President of Panama José Raúl Mulino declared U.S.-bound migrants passing through his country an “immense global problem” at the United Nations General Assembly on Wednesday, urging the international community to help.

Mulino, who took office in July, dedicated much of his address to the Darién Gap, a dangerous jungle trail that Panama shares with neighboring Colombia, used by hundreds of thousands of migrants in recent years to reach the United States. The Darién jungle is the only land bridge that connects South and Central America.

The Panamanian president declared that, as a result of the Darién migrant flow, the “new United States border” is in Panama. Mulino also proclaimed that, unlike previous administrations, he will use any international venue to demand a “shared effort” to stop illegal migration and fight organized crime that profits from migrants through human and drug trafficking.

“Today Panama faces a huge problem due to its strategic location: illegal immigration through the Darién jungle, which is being used as a key for hundreds of thousands of migrants who have been fleeing from serious economic, political and social problems in search of the so-called American dream,” Mulino said.

The Panamanian president stated that more than 500,000 migrants passed through the Darién Gap in 2023 and asserted that the migrant flow is led by “criminal organizations, based in neighboring countries, which receive cursed money to profit from the need and hope of thousands of human beings.”

Mulino stressed that, while he understands the hard decision of migrating to flee from misery and oppression, Panama already has enough social and financial problems to face as a nation and does not have the resources to solve the migrant crisis on his own.
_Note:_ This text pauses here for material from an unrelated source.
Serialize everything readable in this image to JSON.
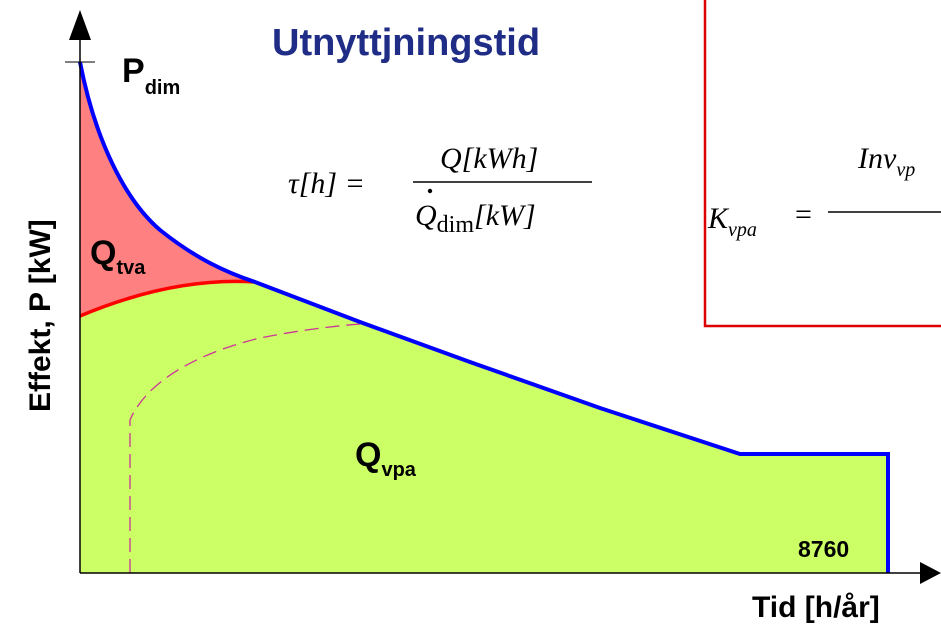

The Panamanian president also stressed that the flow of migrants through its territory brings social, human, and environmental costs to its country, as migrants leave trash behind — and, more tragically, “decomposing corpses.”

“Illegal immigration through Panama is part of a huge global problem and it should be here, at the United Nations, that it should occupy a place of importance in its agenda,” Mulino said.

Mulino said he knew the Darién Gap “very well” thanks to his tenure as security minister in which he led Panama’s fight against narco-guerrillas a decade ago. He posited that there is an immense difference between analyzing illegal migration from an office and witnessing it in the flesh. The president stressed that seeing children orphaned by the inclemency of the jungle trail “would touch the soul of the coldest analyst who studies these issues from the comfort of an office.”

“Ladies and gentlemen, I ask you to see the magnitude of what is happening, because we feel that we do not have all the international support we need to face a situation that is so distressing from a humanitarian point of view,” Mulino implored, “so costly in financial terms, so risky for our security, and so alarming because of the environmental devastation that we are being left with.”

Mulino described political instability as one of the causes of mass migration and identified Venezuela as a “concrete example.” Mulino, citing U.N. statistics, said that nearly eight million Venezuelans have fled from their country, a number he described as a “real migratory tragedy to which international organizations have not given a convincing and credible response over the years.”

Mulino called for international organizations to act “energetically against manifestly anti-democratic attitudes and behavior” in light of the Venezuelan regime’s July 28 sham presidential election, which dictator Nicolás Maduro fraudulently claims he “won.” Mulino said that it is “very difficult” to talk about health and the environment while Venezuela faces its migrant crisis.

“What sustainable regional development can we talk about in the face of this never-ending political crisis affecting the entire continent?” he asked. “I do not pretend to disguise my speech as natural green when there is spilled blood of immigrants who risk their lives in our jungle looking for a dream of freedom.”